At lunch on Wednesday the S&P/ASX 200 Index (ASX: XJO) has followed the lead of U.S. markets and dropped lower. The benchmark index is currently down 0.5% to 5,982 points.
Here's what is happening on the market today:
Bank shares tumble.
The big four banks have taken a tumble today and are acting as a drag on the ASX 200 index. At lunch, all four banks are in the red. The worst performer in the group has been the Westpac Banking Corp (ASX: WBC) share price with a decline of 1.7%. The Commonwealth Bank of Australia (ASX: CBA) share price is the best performer in the four with its 0.25% decline.
Afterpay raises $650 million.
The Afterpay Ltd (ASX: APT) share price is trading lower today after returning from its trading halt. The payments company's shares were halted on Tuesday while it undertook an institutional placement. This morning Afterpay successfully raised $650 million after receiving strong support from existing and new shareholders. The company was able to raise the funds at $66.00 per new share. This represents a discount of only 2.9% to its last close price and compares favourably to its underwritten floor price of $61.75 per new share. It will now push ahead with its $150 million share purchase plan.
Northern Star update.
The Northern Star Resources Ltd (ASX: NST) share price is storming higher on Wednesday after the release of the gold miner's fourth quarter update. Northern Star generated underlying free cashflow of $217.9 million from the sale of 262,717 ounces of gold during the second quarter. This took its FY 2020 sales to 900,388 ounces from gold production of 905,177 ounces. In addition to this, due to its strong financial position, the gold miner has announced that it will pay its postponed interim dividend next week.

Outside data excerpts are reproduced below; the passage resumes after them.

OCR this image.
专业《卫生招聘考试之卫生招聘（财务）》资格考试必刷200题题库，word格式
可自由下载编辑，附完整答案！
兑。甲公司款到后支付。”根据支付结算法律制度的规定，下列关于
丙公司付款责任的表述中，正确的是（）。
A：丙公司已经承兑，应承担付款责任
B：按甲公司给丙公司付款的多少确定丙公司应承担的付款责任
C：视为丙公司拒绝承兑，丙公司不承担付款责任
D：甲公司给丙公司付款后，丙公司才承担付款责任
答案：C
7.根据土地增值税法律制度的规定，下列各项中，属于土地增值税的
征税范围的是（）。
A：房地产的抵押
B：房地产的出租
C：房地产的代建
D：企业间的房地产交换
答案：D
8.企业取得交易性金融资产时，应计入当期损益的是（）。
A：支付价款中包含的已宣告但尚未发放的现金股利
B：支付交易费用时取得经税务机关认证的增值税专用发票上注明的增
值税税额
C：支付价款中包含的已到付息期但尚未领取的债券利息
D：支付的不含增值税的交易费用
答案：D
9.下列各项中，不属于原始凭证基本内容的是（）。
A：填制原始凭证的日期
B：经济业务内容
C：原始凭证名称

Best and worst ASX 200 shares.
The best performer on the ASX 200 on Wednesday has been the Northern Star share price with a 5.5% gain. This follows its fourth quarter update. Going the other way, the worst performer is the Domain Holdings Australia Ltd (ASX: DHG) share price with a 5% decline. Investors appear concerned that the lockdowns in Melbourne could have a negative impact on property listings.